Dr Susan Jebb, who is also head of diet and population health at the Medical Research Council’s Human Nutrition Research Unit, said that business involvement with the PHRD would need to evolve from being “transactional to transformational”.
Speaking at a seminar on obesity last week, organised by the Westminster Food & Nutrition Forum, Jebb said: “The challenge going forward would be to develop the concept of the PHRD from a relatively transactional relationship in which business offers to act and government offers to limit its use of regulation to a much more transformational relationship where public health gets to the very heart of business and where public health and economic growth become absolutely synonymous.”
Big obstacles
Jebb defended the achievements of the PHRD to date, but accepted that big obstacles lay ahead: “Finding a way of changing the environment is going to be absolutely crucial to helping individuals to enact the healthier choices that so much of health promotion and education has gone into trying to inform them about.”
The PHRD is the brainchild of health secretary Andrew Lansley who is currently under intense pressure from the medical profession and opposition politicians to abandon his proposed reforms to the NHS. Last year he announced that the PHRD would be refocused on reducing levels of obesity and the calorie intake of the population in England.
From 2013, responsibility for public health is being devolved to local authorities. But some commentators have questioned the ability of local authorities to work with the food industry in any meaningful way to bring about the changes needed.

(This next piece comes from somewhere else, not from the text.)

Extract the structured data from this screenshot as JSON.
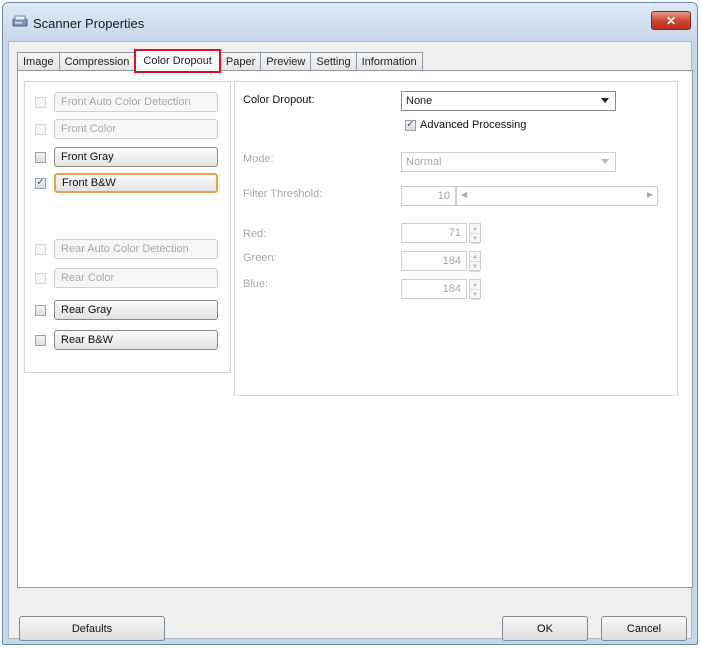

The PHRD’s focus on calorie intake reduction has also been questioned by leading nutritionists. But, while its use of voluntary targets set with industry has been criticised by some non-governmental organisations, other experts and industry commentators have argued that this approach has already proved far more successful than regulation and the use of fiscal measures such as fat taxes.
Calorie reduction
The PHRD high-level steering group also met last week to review progress on the initiative. Jebb said she hoped the group would pledge to support Lansley’s call on calorie reduction to reduce levels of obesity.
However, Baroness Neuberger, chair of a House of Lords Science and Technology sub-committee looking into Lansley’s “nudge” approach in dealing with the problems of obesity, said: “The jury is still out on the Responsibility Deal.”
Paul Gately, professor of exercise and obesity at Leeds Metropolitan University said: “For someone with a body mass index of over 40, 100 calorie a day deficit induced by the Responsibility Deal will not have the desired impact in terms of health benefit that we want to see.”